O bilinguismo na sociedade: família, socialização e política

Nesta seção, serão analisadas situações de bilinguismo em Timor-Leste no âmbito das diferentes interações sociais, e como essas interações afetam o falante bilíngue linguisticamente e extralinguisitcamente. Para relizar essa análise, foram escolhidos três aspectos fundamentais, são eles: o bilinguismo familiar, a socialização linguística e, em relação à política, o status de língua minoritária e majoritária.

Para se analisar a situação do bilinguismo/multilinguismo no ambiente domiciliar leste-timorense optou-se por se fazer uso do recorte do ‘bilinguismo familiar’ (ing. family bilingualism), proposto por Lanza (1997, p.10), e da tipologia da escolha de línguas pela família proposta por Romaine (1995, p. 183). Segundo a autora, há seis tipos de situações em que diferentes línguas são usadas pelo pai e pela mãe para a comunicação com a criança:

Uma pessoa – uma língua: os pais falam diferentes L1, possuem certo grau de fluência na língua do outro, a língua comunitária é variedade de um dos pais, e usam cada um sua respectiva língua para se comunicar com a criança;

Língua domiciliar não-dominante uma língua – um ambiente: a mesma situação anterior, porém a língua usada é a língua não-comunitária;

Língua domiciliar não-dominante sem apoio comunitário: os pais falam a mesma língua, mas não é a língua comunitária;

Língua domiciliar não-dominante dupla sem apoio comunitário: os pais falam línguas diferentes e ambas não são a língua comunitária;

Pais não-nativos: os pais falam a mesma língua, que é a língua comunitária, porém um dos pais se comunica com a criança usando uma língua distinta;

Línguas mistas: os pais e a comunidade são bilíngues, e cada um deles usam as diferentes línguas para se comunicar com a criança.

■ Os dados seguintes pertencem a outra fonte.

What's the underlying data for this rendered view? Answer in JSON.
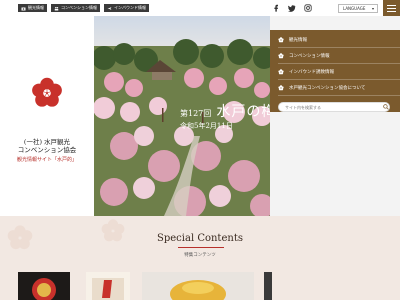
{
  "topbar": {
    "links": [
      {
        "label": "観光情報"
      },
      {
        "label": "コンベンション情報"
      },
      {
        "label": "インバウンド情報"
      }
    ],
    "language_label": "LANGUAGE"
  },
  "logo": {
    "org_name_line1": "(一社) 水戸観光",
    "org_name_line2": "コンベンション協会",
    "subtitle": "観光情報サイト「水戸的」"
  },
  "hero": {
    "edition": "第127回",
    "title": "水戸の梅",
    "date": "令和5年2月11日"
  },
  "nav": {
    "items": [
      {
        "label": "観光情報"
      },
      {
        "label": "コンベンション情報"
      },
      {
        "label": "インバウンド誘致情報"
      },
      {
        "label": "水戸観光コンベンション協会について"
      }
    ],
    "search_placeholder": "サイト内を検索する"
  },
  "special": {
    "title": "Special Contents",
    "subtitle": "特集コンテンツ"
  },
  "colors": {
    "brown": "#7b5a2d",
    "plum_red": "#c8312b"
  }
}
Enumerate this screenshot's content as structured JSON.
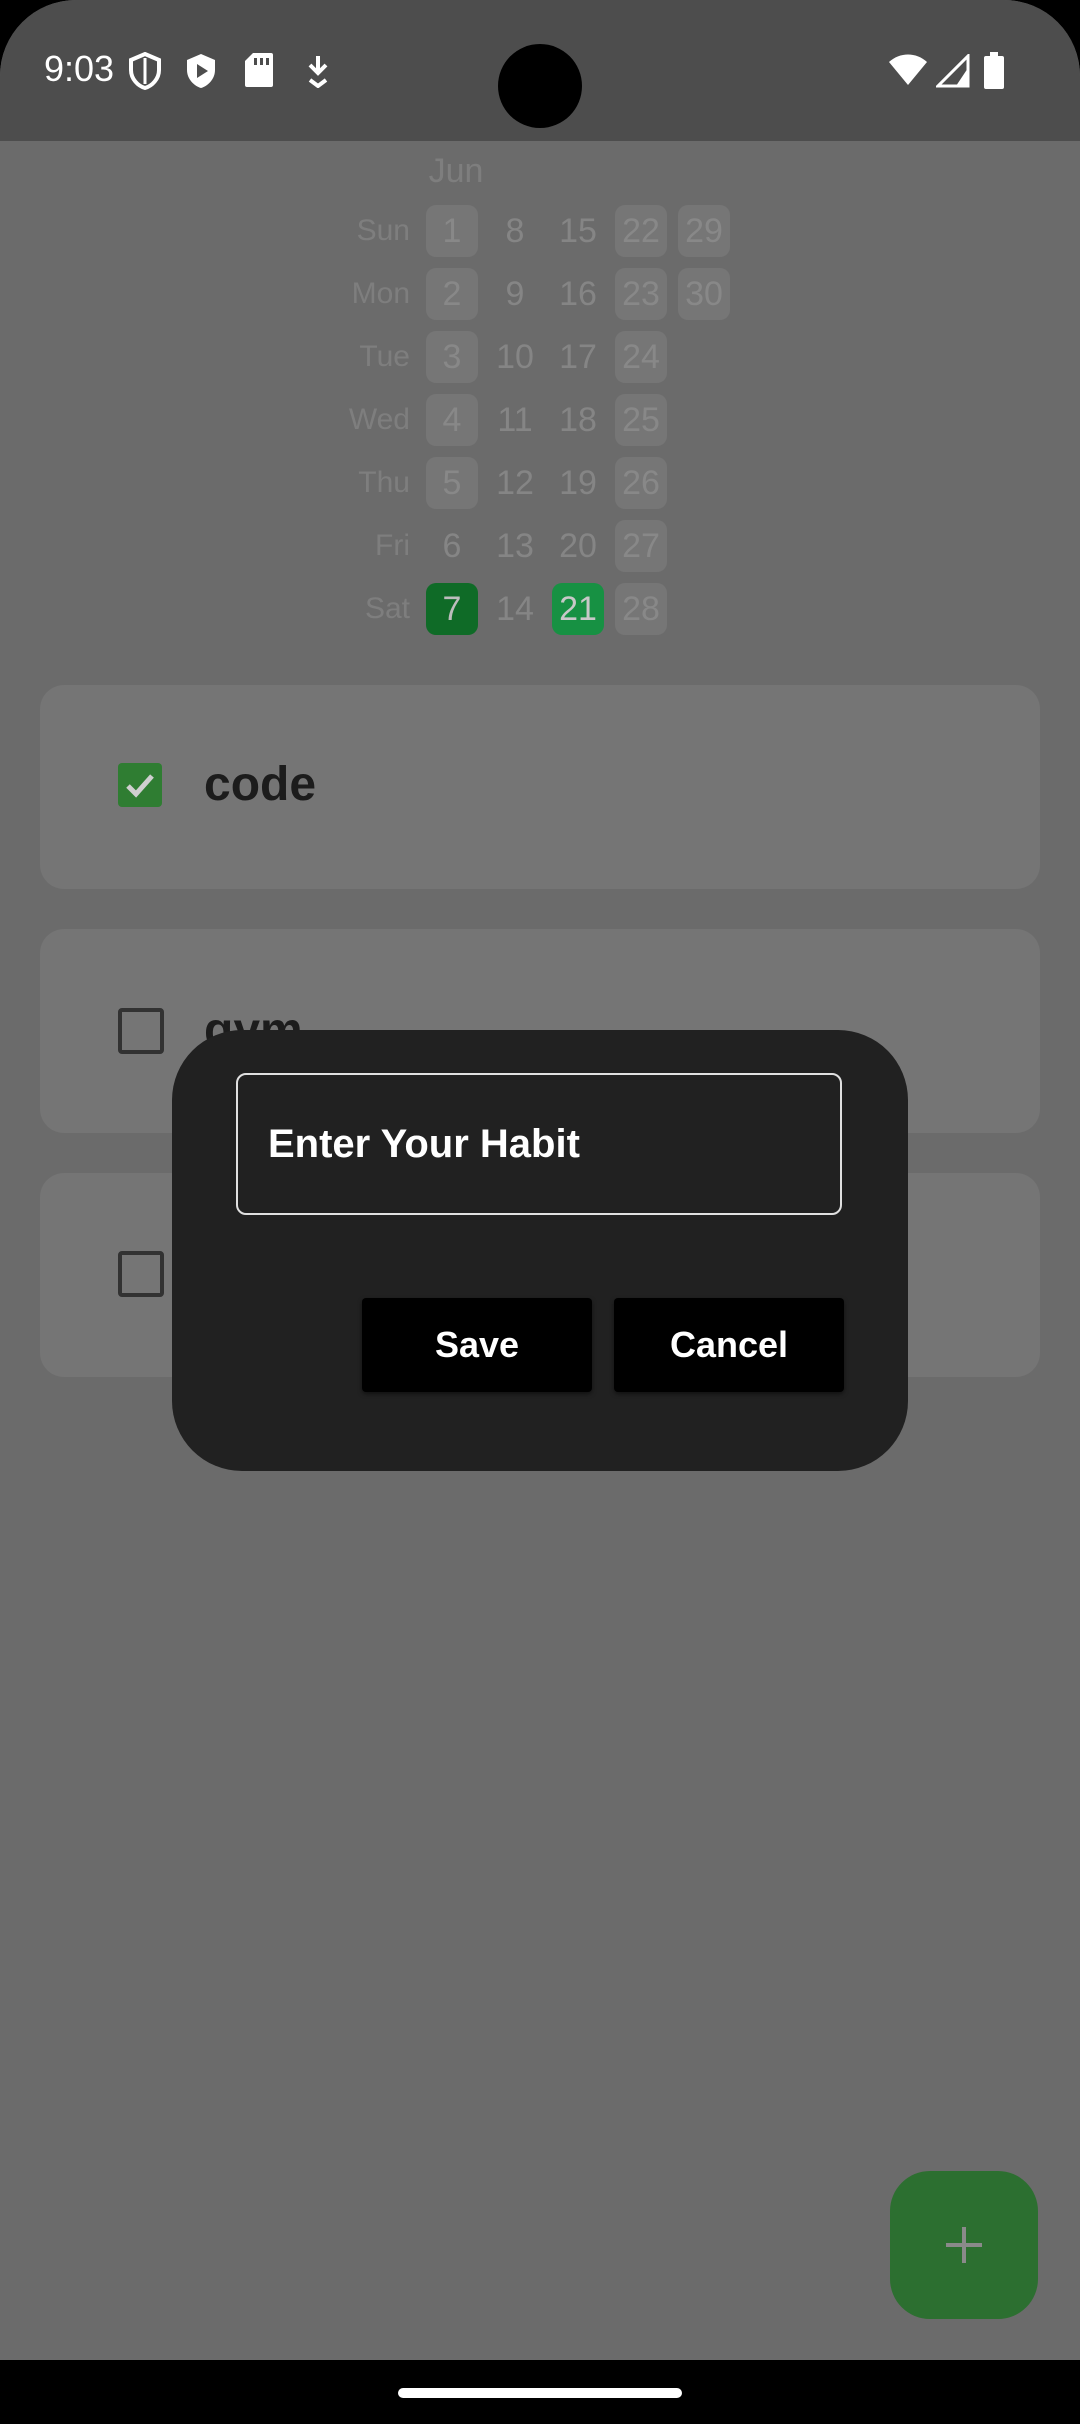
{
  "status_bar": {
    "time": "9:03"
  },
  "calendar": {
    "month": "Jun",
    "weekdays": [
      "Sun",
      "Mon",
      "Tue",
      "Wed",
      "Thu",
      "Fri",
      "Sat"
    ],
    "days": {
      "d1": "1",
      "d2": "2",
      "d3": "3",
      "d4": "4",
      "d5": "5",
      "d6": "6",
      "d7": "7",
      "d8": "8",
      "d9": "9",
      "d10": "10",
      "d11": "11",
      "d12": "12",
      "d13": "13",
      "d14": "14",
      "d15": "15",
      "d16": "16",
      "d17": "17",
      "d18": "18",
      "d19": "19",
      "d20": "20",
      "d21": "21",
      "d22": "22",
      "d23": "23",
      "d24": "24",
      "d25": "25",
      "d26": "26",
      "d27": "27",
      "d28": "28",
      "d29": "29",
      "d30": "30"
    },
    "completed_days": [
      7,
      21
    ]
  },
  "habits": [
    {
      "name": "code",
      "checked": true
    },
    {
      "name": "gym",
      "checked": false
    },
    {
      "name": "",
      "checked": false
    }
  ],
  "dialog": {
    "input_placeholder": "Enter Your Habit",
    "save_label": "Save",
    "cancel_label": "Cancel"
  },
  "fab": {
    "icon": "plus-icon"
  },
  "colors": {
    "completed_dark": "#0f6b27",
    "completed_light": "#179143",
    "checkbox_checked": "#2f7d32",
    "fab": "#2c6f30",
    "dialog_bg": "#212121"
  }
}
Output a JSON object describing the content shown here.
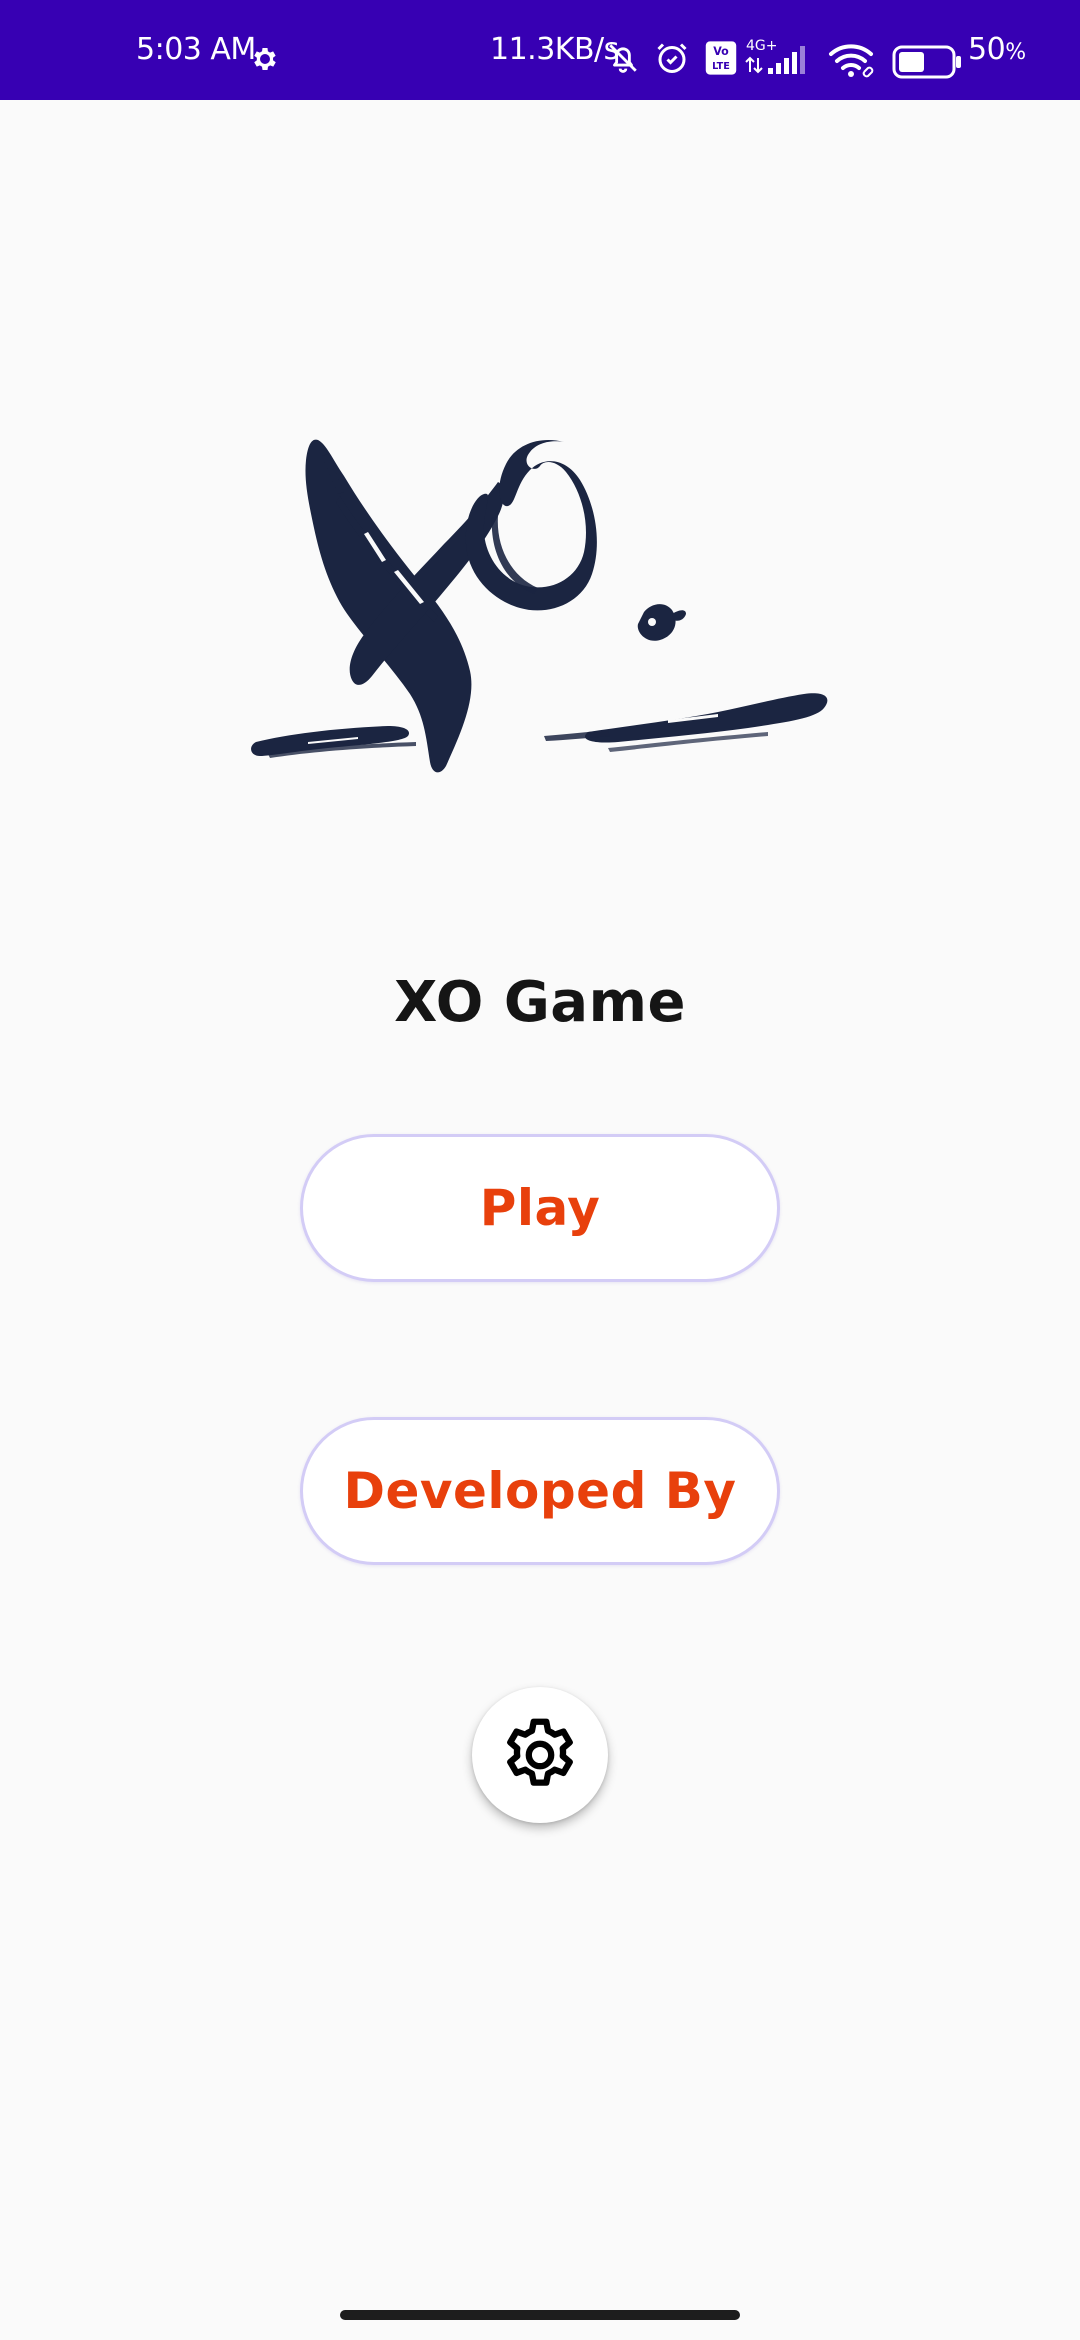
{
  "status_bar": {
    "time": "5:03 AM",
    "network_speed": "11.3KB/s",
    "network_type": "4G+",
    "volte_label": "Vo LTE",
    "battery_percent": "50",
    "battery_unit": "%",
    "battery_level": 0.5,
    "icons": [
      "gear-icon",
      "mute-icon",
      "alarm-icon",
      "volte-icon",
      "signal-icon",
      "wifi-icon",
      "battery-icon"
    ]
  },
  "app": {
    "logo_icon": "xo-brush-logo",
    "title": "XO Game",
    "play_label": "Play",
    "developed_by_label": "Developed By",
    "settings_icon": "gear-icon"
  },
  "colors": {
    "status_bar": "#3700b3",
    "background": "#fafafa",
    "button_text": "#e8400c",
    "button_border": "#d3ccf6",
    "logo": "#1b2541"
  }
}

A pesquisa in loco sobre o bilinguismo familiar em Timor-Leste possibilitou a verificação de todos os seis tipos de estratégias bilíngues citadas acima. A estratégia mais comum encontrada foi uma pessoa – uma língua, porém não apenas encontrou-se com frequência as outras estratégias, assim como verificou-se também a mudança de estratégias no decorrer do tempo dentro de uma mesma residência e o uso de mais de uma estratégia simultaneamente, sendo o emprego de mais de uma estratégia, fato comum na realidade leste-timorense. Ainda, conforme Lanza (2007, p.49) analisa, esse fato é comum em situações de bilinguismo, principalmente em relação à estratégia línguas mistas, que pode ser intercalada com as demais estratégias.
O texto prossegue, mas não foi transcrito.